La montée du niveau des mers est inexorable.

Depuis le début de la semaine, des climatologues français s’interrogent, dans un colloque co-organisé par l’Iddri et l’IPSL, sur les stratégies d’adaptation au changement climatique. Souvent complexes à élaborer, ces planifications d’organisations nouvelles ou de grands travaux doivent pourtant être mises en œuvre dans des délais raisonnables.

Longtemps, les politiques ont mis l’accent sur l’atténuation du changement climatique. Des années durant, les stratégies climatiques des Etats fixaient comme priorité la réduction des émissions de gaz à effet de serre. C’était sans doute les actions les plus «simples» à mener et celles qui ont connu les développements les plus rapides: marchés des quotas d’émission, développement des énergies renouvelables, technologies de captage et de stockage de CO2, etc. Frapper les émetteurs était aussi une façon pour nos dirigeants de refuser, inconsciemment, le caractère irrépressible des conséquences du réchauffement.
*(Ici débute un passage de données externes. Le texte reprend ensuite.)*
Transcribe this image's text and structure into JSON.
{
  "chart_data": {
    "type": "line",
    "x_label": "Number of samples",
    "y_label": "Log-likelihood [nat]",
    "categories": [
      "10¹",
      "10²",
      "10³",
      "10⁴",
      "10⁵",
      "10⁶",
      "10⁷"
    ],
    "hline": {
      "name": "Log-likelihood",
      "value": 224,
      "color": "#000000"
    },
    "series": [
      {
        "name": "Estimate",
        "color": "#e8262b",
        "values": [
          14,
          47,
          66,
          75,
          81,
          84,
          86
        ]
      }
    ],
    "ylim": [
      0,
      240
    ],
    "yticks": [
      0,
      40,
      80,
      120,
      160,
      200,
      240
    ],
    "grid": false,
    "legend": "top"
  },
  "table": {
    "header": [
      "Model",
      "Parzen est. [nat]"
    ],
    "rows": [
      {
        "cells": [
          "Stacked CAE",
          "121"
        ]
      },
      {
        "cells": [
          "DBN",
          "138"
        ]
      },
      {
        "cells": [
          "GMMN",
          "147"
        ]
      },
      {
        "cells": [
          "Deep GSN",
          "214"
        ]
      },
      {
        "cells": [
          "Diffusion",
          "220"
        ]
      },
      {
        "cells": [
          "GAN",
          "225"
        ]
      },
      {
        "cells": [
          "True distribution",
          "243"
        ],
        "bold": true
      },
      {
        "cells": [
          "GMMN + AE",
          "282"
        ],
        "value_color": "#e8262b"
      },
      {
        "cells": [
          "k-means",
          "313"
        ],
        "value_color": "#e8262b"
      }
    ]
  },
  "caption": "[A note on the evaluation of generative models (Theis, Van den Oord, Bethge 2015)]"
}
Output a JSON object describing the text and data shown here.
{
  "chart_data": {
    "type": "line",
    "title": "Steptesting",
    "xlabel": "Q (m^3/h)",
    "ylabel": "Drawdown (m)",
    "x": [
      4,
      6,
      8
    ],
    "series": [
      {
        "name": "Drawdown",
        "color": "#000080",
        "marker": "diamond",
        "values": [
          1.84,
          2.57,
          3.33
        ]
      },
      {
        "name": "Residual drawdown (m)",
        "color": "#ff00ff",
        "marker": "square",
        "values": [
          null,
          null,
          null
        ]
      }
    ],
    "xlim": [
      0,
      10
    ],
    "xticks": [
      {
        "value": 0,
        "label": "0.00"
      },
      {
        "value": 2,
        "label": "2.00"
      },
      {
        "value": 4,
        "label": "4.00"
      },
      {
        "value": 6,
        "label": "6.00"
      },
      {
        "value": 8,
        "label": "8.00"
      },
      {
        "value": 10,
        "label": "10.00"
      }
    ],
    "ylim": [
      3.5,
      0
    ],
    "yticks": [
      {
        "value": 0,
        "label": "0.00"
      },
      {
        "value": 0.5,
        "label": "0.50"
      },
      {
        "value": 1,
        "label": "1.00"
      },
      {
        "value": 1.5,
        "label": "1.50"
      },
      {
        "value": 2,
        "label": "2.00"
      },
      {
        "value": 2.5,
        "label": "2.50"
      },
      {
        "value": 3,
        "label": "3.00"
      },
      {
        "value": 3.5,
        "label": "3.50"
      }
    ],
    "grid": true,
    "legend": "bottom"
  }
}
Depuis une dizaine d’années, pourtant, l’adaptation est de sortie. Dès 2007, la France publie une stratégie nationale. Suivie deux ans plus tard par le Livre blanc de la Commission européenne. Hélas, ces programmations ont parfois bien du mal à sortir des tiroirs. Plusieurs raisons à cela. «Beaucoup d’incertitudes restent à lever, explique Sylvie Joussaume, directrice de l'Institut national des sciences de l'univers (CNRS). Les scénarios d’évolution du climat sont fortement tributaires de nos comportements futurs, mais aussi de la capacité des modèles à les scénariser. Sans oublier la variabilité naturelle du climat qui est, elle aussi, source d’incertitude.»

 

Les zones dangereuses ne sont pas sûres

Spécialiste des questions d’adaptation et de vulnérabilité à l’Iddri[1], Alexandre Magnan pointe d’autres difficultés. «L’homme consomme de plus en plus d’espaces naturels, et notamment des écosystèmes, comme la mangrove, qui le protègent des aléas naturels. Nous traitons ces vulnérabilités de façon ingénieriste. Par exemple, en élevant des digues pour nous protéger de la montée du niveau de la mer. Ces ouvrages nous font oublier le danger. Résultat: nous nous installons dans des zones que nous croyons sûres alors qu’elles sont toujours à risque.»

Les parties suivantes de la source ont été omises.